A precursor to the therapeutic use of cocaine, Freud used the drug, in very small doses, in the treatment of a morphometer. The initial success of the experiment was compromised by the severity of the side effect: free of morphine, the patient became addicted to cocaine.
Cocaine is an alkaloid of the chemical formula C 17 H 21 NO 4 , extracted from the leaves of coca ( Erythroxylun coca ), a natural shrub from the Andean highlands belonging to the erythroxylaceae family. Its leaves are oval or elliptical; the flowers, small and white, and the fruit, red and shiny. Many Amerindian peoples chew coca leaves to withstand hunger, thirst and tiredness for long periods. The habit still lingers among the poor populations of some of the South American countries, especially Bolivia.
Once refined, cocaine comes in the form of white, crystalline powder. In contact with the mucous membranes, it is absorbed and begins to exert a toxic action on the central nervous system; therefore, it is most often consumed by inhalation. Over time, the practice can lead the user to perforate the nasal septum. The drug is also consumed by intravenous injection, isolated or associated with morphine.
EFFECTS AND PROBLEMS
One of the main effects of cocaine, like other toxic substances, is euphoria, a state of variable duration that combines feelings of power, security and sufficiency with the elimination of fear or anxiety. As these effects dissipate in a short time, there is a need to use new doses.
Depending on the frequency of use, the substance causes toxicity to varying degrees. In the acute setting, due to multiple aspirations or injections in a short period of time, it can cause the user to have major dysfunctions in the central and neurovegetative system, with symptoms such as loss of appetite, tachycardia, elevated blood pressure, tremors, delusions, hallucinations and seizures. . Death can occur due to collapse of the respiratory system.
The chronic condition occurs after weeks or months of moderate but frequent use. It involves delusional mental activity, of the paranoid type, with symptoms similar to those of schizophrenia.

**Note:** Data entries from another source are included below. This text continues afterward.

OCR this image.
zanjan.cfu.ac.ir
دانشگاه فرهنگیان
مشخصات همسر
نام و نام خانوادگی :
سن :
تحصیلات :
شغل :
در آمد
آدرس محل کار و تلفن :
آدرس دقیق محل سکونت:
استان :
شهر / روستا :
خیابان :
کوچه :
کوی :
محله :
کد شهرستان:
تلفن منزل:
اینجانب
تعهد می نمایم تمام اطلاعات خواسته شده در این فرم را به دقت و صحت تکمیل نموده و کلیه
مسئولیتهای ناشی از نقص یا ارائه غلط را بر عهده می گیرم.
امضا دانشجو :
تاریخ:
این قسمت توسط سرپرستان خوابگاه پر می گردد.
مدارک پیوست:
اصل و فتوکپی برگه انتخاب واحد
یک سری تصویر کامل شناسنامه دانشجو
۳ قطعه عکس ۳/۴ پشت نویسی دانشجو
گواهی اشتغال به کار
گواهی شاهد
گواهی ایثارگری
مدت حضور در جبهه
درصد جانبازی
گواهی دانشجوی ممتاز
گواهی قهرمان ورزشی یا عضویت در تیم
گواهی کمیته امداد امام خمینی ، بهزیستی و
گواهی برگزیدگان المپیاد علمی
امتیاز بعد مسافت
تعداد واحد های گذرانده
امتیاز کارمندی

The user has clear visual and tactile hallucinations and often describes sensations such as being bitten on the skin, suffering abrasions or having the body infested with parasites.
A characteristic that differentiates cocaine from other toxic substances with similar effects is the fact that it does not raise the body’s tolerance. After the first dose, the following applications continue to produce the same effect, and it is not necessary to increase the dosage in order to produce the same sensations. Studies carried out with chronic users show that, after interruption of applications, they can resume the use of the drug in the usual amount and frequency without entering into acute intoxication.
It is still debatable whether cocaine causes organic dependence, which is characterized by significant changes in the functional conditions of the organism resulting from the prolonged use of a substance. Dependence requires continuity in the use of the drug and its suspension leads to the so-called withdrawal syndrome. As with other similar substances, stopping the use of cocaine does not cause the typical withdrawal condition, but its effects are more or less equivalent: the patient who suddenly stops using cocaine has drowsiness, fatigue and lassitude, in addition to increased appetite and sleep disorders. Such symptoms disappear with the resumption of use.
A variety of the same narcotic became popular with drug users in the late 1980s: crack, derived from cocaine that is more potent than this and potentially more dangerous in terms of its immediate effects on the user’s conduct and on his body. Extracted from the same plant, the powder is pressed and consumed by aspiration through a pipe.
The crack also takes much more quickly to dependence condition. There are indications that its consumption, like that of other drugs, stimulates the user to antisocial or criminal practices.
Cocaine trafficking has become one of the most lucrative businesses in the world, the cornerstone of internationally organized crime. Until the end of the twentieth century, the repression exerted by governments of almost all nations and the high prices of the drug were not effective in reducing its trade and consumption.